In fact the friendship between these two New Brunswickers would shape the next twelve years of British politics, first
within the ranks of the British Conservative Party and then within the office of the prime minister itself.

It is strange how quickly our man got on in Britain. One forgets that, as a British citizen, and as a millionaire, and with introductions to Bonar Law and other expatriate Canadians, Max Aitken had inroads already ploughed. And amid all this glitter—Henry James was still writing, George V was ascending the throne, young (or youngish) Churchill was conniving for power, there were parties in tuxes and dinner at the club—he must have thought he had landed at the top of the world. In a way he had. It was the London of Piccadilly Circus and Trafalgar Square, of London Bridge and the Thames, of Henry VIII and Elizabeth I, of Chaucer, Shakespeare, and Marlowe, of eighteenth-century scribblers like Sam Johnson and nineteenth-century icons like Charles Dickens, and of political men of only a generation before, like Disraeli and Gladstone. Max, too, wanted to climb to the top of the greasy pole—he was too certain of his destiny not to—but it’s hard to know if he wanted the prime ministership. If he had thought Saint John, New Brunswick, was awe-inspiring when he was a boy, look what he’d gotten up to now!

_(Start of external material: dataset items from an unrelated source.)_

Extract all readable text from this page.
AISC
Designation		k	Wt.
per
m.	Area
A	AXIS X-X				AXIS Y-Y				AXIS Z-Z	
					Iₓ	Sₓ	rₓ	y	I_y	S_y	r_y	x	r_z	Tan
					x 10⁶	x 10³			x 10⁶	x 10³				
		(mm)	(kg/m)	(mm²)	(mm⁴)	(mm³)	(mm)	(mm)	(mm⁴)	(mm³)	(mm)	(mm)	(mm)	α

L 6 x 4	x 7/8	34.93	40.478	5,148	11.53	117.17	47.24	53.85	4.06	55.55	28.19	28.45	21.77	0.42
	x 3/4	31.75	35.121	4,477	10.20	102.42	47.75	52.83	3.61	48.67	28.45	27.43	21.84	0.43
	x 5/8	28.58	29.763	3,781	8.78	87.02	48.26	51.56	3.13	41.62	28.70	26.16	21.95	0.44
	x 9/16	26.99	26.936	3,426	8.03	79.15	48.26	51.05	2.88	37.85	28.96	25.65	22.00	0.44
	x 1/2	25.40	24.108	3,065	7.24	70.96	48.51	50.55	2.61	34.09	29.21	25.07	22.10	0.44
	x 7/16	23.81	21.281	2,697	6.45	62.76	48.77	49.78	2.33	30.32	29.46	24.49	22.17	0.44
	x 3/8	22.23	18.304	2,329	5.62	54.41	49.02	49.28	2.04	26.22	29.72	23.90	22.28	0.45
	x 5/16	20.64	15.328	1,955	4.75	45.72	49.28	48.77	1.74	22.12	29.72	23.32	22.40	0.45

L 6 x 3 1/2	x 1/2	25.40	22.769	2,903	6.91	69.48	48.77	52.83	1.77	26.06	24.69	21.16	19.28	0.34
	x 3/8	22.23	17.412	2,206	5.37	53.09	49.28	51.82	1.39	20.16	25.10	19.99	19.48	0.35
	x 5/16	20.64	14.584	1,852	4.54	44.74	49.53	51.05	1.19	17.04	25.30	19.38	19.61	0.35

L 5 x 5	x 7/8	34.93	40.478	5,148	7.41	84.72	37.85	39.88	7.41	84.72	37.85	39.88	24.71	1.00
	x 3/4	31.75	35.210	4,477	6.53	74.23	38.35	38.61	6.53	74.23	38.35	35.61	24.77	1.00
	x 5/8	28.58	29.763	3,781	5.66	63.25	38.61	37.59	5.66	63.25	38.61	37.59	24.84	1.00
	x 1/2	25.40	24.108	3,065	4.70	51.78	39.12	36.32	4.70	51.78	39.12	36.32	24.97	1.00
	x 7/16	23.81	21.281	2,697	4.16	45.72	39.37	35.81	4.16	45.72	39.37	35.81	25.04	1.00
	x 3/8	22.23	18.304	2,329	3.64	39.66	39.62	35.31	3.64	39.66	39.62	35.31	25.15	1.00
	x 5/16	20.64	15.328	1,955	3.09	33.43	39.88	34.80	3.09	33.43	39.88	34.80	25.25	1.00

He would never take up permanent residence in Canada again (though on three occasions he would try). He was one
of the casualties, not of the cement shenanigans back home (or not just that) so much as of Canada’s inability to set a course for itself and keep its brightest and most influential citizens Canadian. In a sense Max was like Canadian silentfilm icon Mary Pickford, or fellow New Brunswickers Louis B. Mayer, co-founder of MGM (who was born in Russia but educated in New Brunswick) and 1940s actor Walter Pigeon, or later still, Saint John–born Donald Sutherland. He, like they, had to go where there would be a reasonable chance of becoming a star. However, he would be blamed for this “flaw” of being Canadian—in Britain far more than they were in the States. And Canada and Canadians have treated the memories of these film stars with a reverence our pugnacious newspaper baron never managed to corral. Yet there was no Canadian of the century more influential. Perhaps in a way (shudder to think), a saviour of our way of life. Why is this not remembered? Why is our whole contribution to the world thrown off a cliff to oblivion, and none of us dare say shame?